Friday, 1 January 2021

Doa si Pendosa

 


Dasar pelacur, anak tidak tahu diri, ibu tidak pernah mengajarimu menjadi wanita murahan!” teriak ibuku setelah berkali-kali memakiku. Ibu tidak suka jika aku diantarkan pulang oleh teman laki-lakiku. Saat air mataku jatuh dengan deras, ibuku nampak belum puas. Disiramnya sup ayam yang masih panas ke tubuhku.

“Tidak enak! Masak saja tidak bisa. mau jadi apa kamu?!” teriaknya sambil terengah-engah.

Aku tidak bisa menjawab, aku memang kelelahan dari pulang kerja, masak dengan sisa-sisa tenagaku. Ibuku memang susah dibahagiakan. Semenjak ditinggal ayah yang selingkuh dengan teman kantornya, Ibu menjadi gampang marah dan semakin susah dibahagiakan. Ibu selalu menganggap wanita yang sering diantar pulang oleh laki-laki adalah pelacur, meskipun itu hanya teman kerjanya. Itu semua terjadi sebab ayah dan pelakor itu. Ibu juga membenci pekerjaanku sebagai seorang penulis karena penghasilanku yang tidak seberapa.

“Ampun, Bu..” pintaku sambil berisak

Ibuku menamparku sekali lagi, lalu beranjak pergi. Beberapa bagian kulitku memerah, karena sup ayam tadi.

Aku segera ke kamar mandi untuk membilas tubuhku dan menangis di bawah kucuran air. Aku menggigil karena di kota ini sangat dingin, atau karena sakit hati sebab makian ibuku sendiri. Dadaku sesak mengingat apa yang telah Ibu lakukan padaku. Semoga tidak ada lebam di wajahku, besok aku harus bertemu dengan kolegaku. Aku harus meyakinkannya, bahwa tulisanku layak untuk dijadikan film akhir tahun ini.

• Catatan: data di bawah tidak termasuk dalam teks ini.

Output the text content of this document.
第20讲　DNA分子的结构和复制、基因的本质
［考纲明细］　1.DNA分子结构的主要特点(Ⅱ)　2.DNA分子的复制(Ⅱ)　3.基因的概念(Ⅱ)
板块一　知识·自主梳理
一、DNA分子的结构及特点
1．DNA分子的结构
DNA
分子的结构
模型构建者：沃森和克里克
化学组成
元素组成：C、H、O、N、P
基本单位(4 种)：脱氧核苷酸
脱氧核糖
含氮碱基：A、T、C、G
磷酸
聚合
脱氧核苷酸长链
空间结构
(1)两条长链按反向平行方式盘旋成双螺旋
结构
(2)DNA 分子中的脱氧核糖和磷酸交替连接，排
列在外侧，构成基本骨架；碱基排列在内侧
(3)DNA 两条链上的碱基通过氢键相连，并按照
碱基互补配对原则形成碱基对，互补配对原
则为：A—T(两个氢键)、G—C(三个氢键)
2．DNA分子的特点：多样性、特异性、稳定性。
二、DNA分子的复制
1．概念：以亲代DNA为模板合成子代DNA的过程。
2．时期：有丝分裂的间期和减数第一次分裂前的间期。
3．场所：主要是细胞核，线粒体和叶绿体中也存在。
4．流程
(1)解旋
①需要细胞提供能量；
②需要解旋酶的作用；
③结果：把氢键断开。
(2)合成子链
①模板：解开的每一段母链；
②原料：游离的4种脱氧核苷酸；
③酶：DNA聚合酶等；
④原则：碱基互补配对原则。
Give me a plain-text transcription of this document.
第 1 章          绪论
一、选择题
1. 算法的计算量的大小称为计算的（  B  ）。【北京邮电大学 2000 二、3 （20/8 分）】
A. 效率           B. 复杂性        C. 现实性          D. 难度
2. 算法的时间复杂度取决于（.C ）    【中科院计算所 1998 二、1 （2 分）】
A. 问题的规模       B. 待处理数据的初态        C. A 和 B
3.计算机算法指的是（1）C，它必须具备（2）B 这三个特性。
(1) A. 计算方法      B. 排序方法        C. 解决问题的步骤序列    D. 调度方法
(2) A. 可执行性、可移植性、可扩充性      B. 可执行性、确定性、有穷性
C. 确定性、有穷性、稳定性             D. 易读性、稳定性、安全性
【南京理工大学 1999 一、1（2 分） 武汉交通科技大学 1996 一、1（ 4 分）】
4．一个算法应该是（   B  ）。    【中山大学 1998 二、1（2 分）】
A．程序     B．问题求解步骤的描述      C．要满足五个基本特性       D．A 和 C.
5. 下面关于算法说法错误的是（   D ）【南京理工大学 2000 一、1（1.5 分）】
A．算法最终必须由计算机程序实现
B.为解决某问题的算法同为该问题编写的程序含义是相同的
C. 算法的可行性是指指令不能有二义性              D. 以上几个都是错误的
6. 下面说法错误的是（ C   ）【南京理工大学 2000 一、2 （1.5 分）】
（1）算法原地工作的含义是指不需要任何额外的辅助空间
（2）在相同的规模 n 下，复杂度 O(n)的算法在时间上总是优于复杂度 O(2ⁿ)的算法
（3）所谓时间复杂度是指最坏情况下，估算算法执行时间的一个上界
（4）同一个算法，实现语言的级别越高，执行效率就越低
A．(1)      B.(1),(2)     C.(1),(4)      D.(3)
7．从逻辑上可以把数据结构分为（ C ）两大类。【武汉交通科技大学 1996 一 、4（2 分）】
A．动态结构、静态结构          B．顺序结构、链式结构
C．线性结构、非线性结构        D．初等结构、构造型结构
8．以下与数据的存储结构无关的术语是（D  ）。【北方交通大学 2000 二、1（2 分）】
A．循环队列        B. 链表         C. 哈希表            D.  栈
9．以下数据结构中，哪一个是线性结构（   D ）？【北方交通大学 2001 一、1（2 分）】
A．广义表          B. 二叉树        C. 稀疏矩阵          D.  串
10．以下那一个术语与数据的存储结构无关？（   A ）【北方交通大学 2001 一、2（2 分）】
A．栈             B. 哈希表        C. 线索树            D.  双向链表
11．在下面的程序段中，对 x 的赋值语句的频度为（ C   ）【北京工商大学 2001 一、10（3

Sebagai anak semata wayang, aku harus bertanggungjawab sepenuhnya atas Ibuku. Menjadi seorang penulis bukan pekerjaan yang mudah. Aku harus sering pergi dan meninggalkan Ibu seorang diri lantas kesepian di rumah. Semua itu kulakukan agar mendapat bahan menulis untuk makan aku dan ibuku.  Aku juga ditinggalkan oleh kekasihku ratusan hari lalu karena pekerjaanku sebagai seorang penulis. Dia ingin aku menjadi wanita karir, bekerja di kantor dengan paras yang menawan dan tutur yang lembut.

Aku tidak bisa mewujudkan itu semua, sampai pada akhirnya aku ditinggalkan begitu saja demi wanita yang lebih mapan dariku.

Kulitku terasa perih, terkena air.

Sengaja tidak ku sabuni, terlalu perih. Iya perih. Sakit. Tubuhku, hatiku.

Salah apa aku ini, Bu?

Selain gemar melukai fisikku, ibuku juga sering melukai hatiku. Ibu selalu mengungkit semua yang telah beliau berikan semenjak aku dilahirkan. Tak jarang aku ingin sekali mengumpat di hadapan Ibuku. Mengatakan “kenapa tidak kau bunuh saja sesaat setelah aku dilahirkan”. Jika bisa, akan ku bayar semua uang yang telah ibu keluarkan untukku, akan ku bayar juga keringat lelah ibu selama mengasuhku.
Tapi sungguh aku tak sampai hati mengatakan itu semua.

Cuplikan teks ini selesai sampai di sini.